La oficina forense identificó a los niños como Jayla, de tres años; Shayla, de cinco años; Kayla, de seis años; Layla, de siete años; Markaydon, de 10 años; Sariahh, de 11 años; Khedarrion, de seis años; y Braylon, de cinco años.

La escena del crimen se desarrolló en tres viviendas. La primera donde disparó a su mujer, otra donde asesinó a los ocho niños y la tercera, que la policía aún no ha precisado.

Durante el tiroteo, algunos niños trataron de escapar por la puerta trasera; otros intentaron huir por el tejado. La policía encontró el cuerpo de uno de los menores en la parte superior de la casa, según el relato de la representante estatal, Tammy Phelps, recogido por la cadena CNN. Otro niño, de 13 años, logró llegar al tejado del edificio y, en su huida desesperada, saltó. Aunque se rompió varios huesos de una pierna, logró sobrevivir. “Estamos muy agradecidos de que haya podido escapar”, dijo el portavoz de la policía.

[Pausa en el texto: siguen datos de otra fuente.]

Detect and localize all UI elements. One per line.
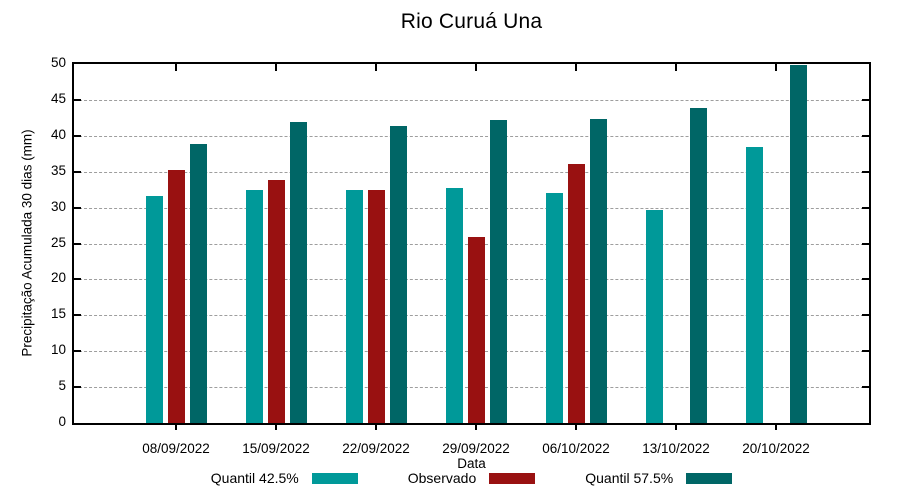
y-tick-label: 40 [50,126,66,142]
y-tick-mark [862,278,869,281]
y-tick-label: 45 [50,90,66,106]
bar [467,237,485,423]
x-tick-label: 22/09/2022 [342,441,410,456]
x-tick-label: 20/10/2022 [742,441,810,456]
y-tick-label: 35 [50,162,66,178]
y-tick-mark [74,206,81,209]
legend-swatch [489,472,536,484]
y-tick-label: 10 [50,342,66,358]
legend-swatch [686,472,733,484]
bar [489,120,507,423]
gridline [74,99,869,101]
x-tick-mark [775,425,777,430]
bar [445,187,463,423]
x-tick-label: 06/10/2022 [542,441,610,456]
y-tick-mark [74,350,81,353]
x-tick-mark [175,64,177,71]
legend-item: Quantil 57.5% [585,470,733,486]
y-tick-label: 5 [58,378,66,394]
x-tick-mark [775,64,777,71]
x-tick-mark [275,425,277,430]
legend-item: Observado [407,470,536,486]
bar [189,144,207,423]
y-tick-mark [862,350,869,353]
bar [689,107,707,423]
x-tick-mark [475,64,477,71]
y-tick-mark [74,314,81,317]
y-tick-mark [74,134,81,137]
y-tick-mark [862,314,869,317]
bar [267,179,285,423]
x-tick-mark [375,425,377,430]
x-tick-mark [575,425,577,430]
x-tick-mark [175,425,177,430]
legend-label: Quantil 42.5% [210,470,299,486]
x-tick-mark [675,64,677,71]
legend-label: Quantil 57.5% [585,470,674,486]
y-tick-mark [862,134,869,137]
bar [589,118,607,423]
x-tick-mark [275,64,277,71]
legend-swatch [311,472,358,484]
bar [345,190,363,423]
y-tick-label: 15 [50,306,66,322]
x-tick-mark [675,425,677,430]
gridline [74,171,869,173]
y-tick-mark [74,278,81,281]
x-tick-label: 29/09/2022 [442,441,510,456]
bar [545,192,563,423]
bar [245,190,263,423]
y-tick-mark [862,206,869,209]
x-tick-label: 13/10/2022 [642,441,710,456]
y-tick-mark [74,98,81,101]
y-tick-label: 20 [50,270,66,286]
bar [367,189,385,423]
x-axis-label: Data [457,456,486,471]
y-tick-mark [862,386,869,389]
bar [567,163,585,423]
x-tick-mark [475,425,477,430]
x-tick-label: 15/09/2022 [242,441,310,456]
plot-area [72,62,871,430]
y-tick-label: 50 [50,55,66,70]
x-tick-mark [575,64,577,71]
x-tick-label: 08/09/2022 [142,441,210,456]
legend-label: Observado [407,470,477,486]
bar [289,122,307,423]
legend: Quantil 42.5% Observado Quantil 57.5% [74,470,869,486]
bar [789,64,807,423]
x-tick-mark [375,64,377,71]
legend-item: Quantil 42.5% [211,470,358,486]
bar [145,196,163,423]
gridline [74,207,869,209]
y-tick-label: 0 [58,414,66,429]
y-tick-mark [74,242,81,245]
y-tick-mark [862,170,869,173]
y-tick-mark [862,242,869,245]
bar [745,146,763,423]
y-tick-label: 30 [50,198,66,214]
bar [645,209,663,423]
bar [167,169,185,423]
y-tick-mark [74,170,81,173]
chart-title: Rio Curuá Una [400,10,543,33]
y-tick-mark [862,98,869,101]
bar [389,125,407,423]
gridline [74,135,869,137]
y-tick-mark [74,386,81,389]
y-tick-label: 25 [50,234,66,250]
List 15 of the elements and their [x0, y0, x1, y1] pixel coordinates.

Tras acabar con la vida de los ocho niños, Elkins salió corriendo hacia una tienda de neumáticos de la zona, donde robó un coche y se dio a la fuga. La policía inició una persecución por la cercana ciudad de Bossier. Tres agentes dispararon contra el agresor, que resultó muerto como consecuencia de las heridas de bala.

Gun Violence Arhive, un portal que recoge las estadísticas de violencia en Estados Unidos, calcula que en lo que va de año se han producido 117 tiroteos masivos en el país. Esta plataforma considera tiroteo masivo como aquel en el que cuatro o más personas resultan heridas de bala, sin incluir al atacante. La organización tiene contabilizadas 3.758 muertes por armas de fuego en lo que va de año. De estos, 66 eran niños de menos de 11 años y otros 243 eran adolescentes de entre 12 y 17 años.

El oficial de la policía de Shreveport aseguró que Elkins tenía antecedentes. Fue detenido en 2019 por un caso relacionado con armas de fuego. Según la policía, disparó cinco veces contra un coche que supuestamente le amenazó con una pistola. El tiroteo se produjo cerca de un jardín donde suelen jugar niños, advirtieron los agentes. Fue condenado previamente por conducir ebrio en 2016.

El agresor sirvió en la Guardia Nacional del Ejército de Luisiana durante siete años, hasta agosto de 2020, según el Ejército de los Estados Unidos.